Canadian Intertribal wars Nov 29, 2012 23:37:38 GMT -5
Post by bghillio on Nov 29, 2012 23:37:38 GMT -5
Over time I have come across references to several intertribal battles, but more detailed info about these events seems sparse.
Can anyone here either provide further details or direct me to currently published, out of print, or antiquated sources that further describe these battlefields:
"One of the greatest chiefs in the history of the Blackfoot Confederacy was Crowfoot, when many of the old timers of Southern Alberta knew personally from the time the ranchers began to settle in the province, till the time of his death in April 1890.
"It is said that he gained an undisputed place as leader of his tribe during a terrific battle between the Crees and the Blackfeet on December 3, 1866. This took place at Three Ponds, a valley between the Battle and the Red Deer Rivers. The Blackfeet, having been thoroughly beaten, were about to retreat with great loss of life. When suddenly Crowfoot appeared and rallied the discouraged warriors. The Blackfeet dashed into the fight and drove the Crees back into their own country with complete confusion.

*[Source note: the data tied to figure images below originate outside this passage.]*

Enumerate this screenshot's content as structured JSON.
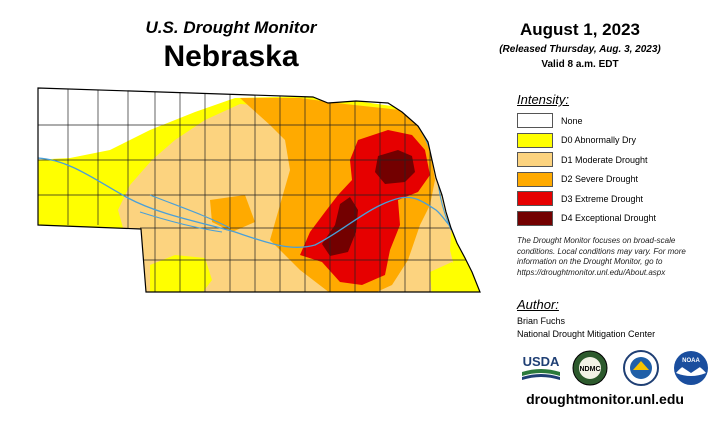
{
  "header": {
    "title": "U.S. Drought Monitor",
    "state": "Nebraska",
    "date": "August 1, 2023",
    "released": "(Released Thursday, Aug. 3, 2023)",
    "valid": "Valid 8 a.m. EDT"
  },
  "legend": {
    "heading": "Intensity:",
    "items": [
      {
        "label": "None",
        "color": "#ffffff"
      },
      {
        "label": "D0 Abnormally Dry",
        "color": "#ffff00"
      },
      {
        "label": "D1 Moderate Drought",
        "color": "#fcd37f"
      },
      {
        "label": "D2 Severe Drought",
        "color": "#ffaa00"
      },
      {
        "label": "D3 Extreme Drought",
        "color": "#e60000"
      },
      {
        "label": "D4 Exceptional Drought",
        "color": "#730000"
      }
    ]
  },
  "note": "The Drought Monitor focuses on broad-scale conditions. Local conditions may vary. For more information on the Drought Monitor, go to https://droughtmonitor.unl.edu/About.aspx",
  "author": {
    "heading": "Author:",
    "name": "Brian Fuchs",
    "organization": "National Drought Mitigation Center"
  },
  "logos": {
    "usda": "USDA",
    "ndmc": "NDMC",
    "noaa": "NOAA"
  },
  "url": "droughtmonitor.unl.edu",
  "map": {
    "river_color": "#4a9fd8",
    "county_line_color": "#222222"
  }
}
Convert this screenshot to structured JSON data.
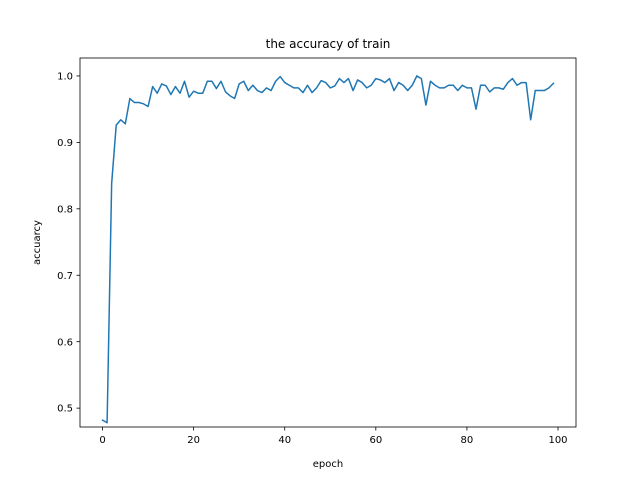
{
  "chart_data": {
    "type": "line",
    "title": "the accuracy of train",
    "xlabel": "epoch",
    "ylabel": "accuarcy",
    "xlim": [
      -4.95,
      103.95
    ],
    "ylim": [
      0.4716,
      1.027
    ],
    "xticks": [
      0,
      20,
      40,
      60,
      80,
      100
    ],
    "yticks": [
      0.5,
      0.6,
      0.7,
      0.8,
      0.9,
      1.0
    ],
    "xtick_labels": [
      "0",
      "20",
      "40",
      "60",
      "80",
      "100"
    ],
    "ytick_labels": [
      "0.5",
      "0.6",
      "0.7",
      "0.8",
      "0.9",
      "1.0"
    ],
    "grid": false,
    "line_color": "#1f77b4",
    "series": [
      {
        "name": "",
        "x": [
          0,
          1,
          2,
          3,
          4,
          5,
          6,
          7,
          8,
          9,
          10,
          11,
          12,
          13,
          14,
          15,
          16,
          17,
          18,
          19,
          20,
          21,
          22,
          23,
          24,
          25,
          26,
          27,
          28,
          29,
          30,
          31,
          32,
          33,
          34,
          35,
          36,
          37,
          38,
          39,
          40,
          41,
          42,
          43,
          44,
          45,
          46,
          47,
          48,
          49,
          50,
          51,
          52,
          53,
          54,
          55,
          56,
          57,
          58,
          59,
          60,
          61,
          62,
          63,
          64,
          65,
          66,
          67,
          68,
          69,
          70,
          71,
          72,
          73,
          74,
          75,
          76,
          77,
          78,
          79,
          80,
          81,
          82,
          83,
          84,
          85,
          86,
          87,
          88,
          89,
          90,
          91,
          92,
          93,
          94,
          95,
          96,
          97,
          98,
          99
        ],
        "y": [
          0.482,
          0.478,
          0.838,
          0.926,
          0.934,
          0.928,
          0.966,
          0.96,
          0.96,
          0.958,
          0.954,
          0.984,
          0.974,
          0.988,
          0.985,
          0.972,
          0.984,
          0.974,
          0.992,
          0.968,
          0.977,
          0.974,
          0.974,
          0.992,
          0.992,
          0.981,
          0.992,
          0.976,
          0.97,
          0.966,
          0.988,
          0.992,
          0.978,
          0.986,
          0.978,
          0.975,
          0.982,
          0.978,
          0.992,
          0.999,
          0.99,
          0.986,
          0.982,
          0.982,
          0.975,
          0.986,
          0.975,
          0.982,
          0.993,
          0.99,
          0.982,
          0.985,
          0.996,
          0.99,
          0.996,
          0.978,
          0.994,
          0.99,
          0.982,
          0.986,
          0.996,
          0.994,
          0.99,
          0.996,
          0.978,
          0.99,
          0.986,
          0.978,
          0.986,
          1.0,
          0.996,
          0.956,
          0.992,
          0.986,
          0.982,
          0.982,
          0.986,
          0.986,
          0.978,
          0.986,
          0.982,
          0.982,
          0.95,
          0.986,
          0.986,
          0.976,
          0.982,
          0.982,
          0.98,
          0.99,
          0.996,
          0.986,
          0.99,
          0.99,
          0.934,
          0.978,
          0.978,
          0.978,
          0.982,
          0.989
        ]
      }
    ]
  }
}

A war party of Snakes had gone to a Gros Ventre camp near the Bear Paw Mountains and there killed two Gros Ventre and taken a white pony, which they subsequently gave to a party of Piegan whom they met, and with whom they made peace. The Gros Ventres afterward saw this horse in the Piegan camp and supposed that the latter had killed their tribesman, and this led to a long war. In the year 1867, the Piegan defeated the allied Crow and Gros Ventre in a great battle near the Cypress Mountains, in which about 450 of the enemy are said to have been killed.
1870 Between 600 and 800 Assiniboines and Crees attacked Blood camps not far from Fort Whoop-Up, at the confluences of the Oldman and St. Mary Rivers. The attackers did not know that a large number of South Piegans with repeating rifles were camped a short distance away. The combined Blood and Piegan forces succeeded in routing the Assiniboines and Crees, inflicting casualties estimated between 200 and 300 warriors. The name for Fort
Whoop-Up (photo left), “many Died,” describes the river bottom where the Bloods had suffered heavy losses during the 1837 epidemic.
1890 Many Crow people killed by Blackfoot near Sweet Grass Hills, Canada.
Thanks in advance for your help. Will post more.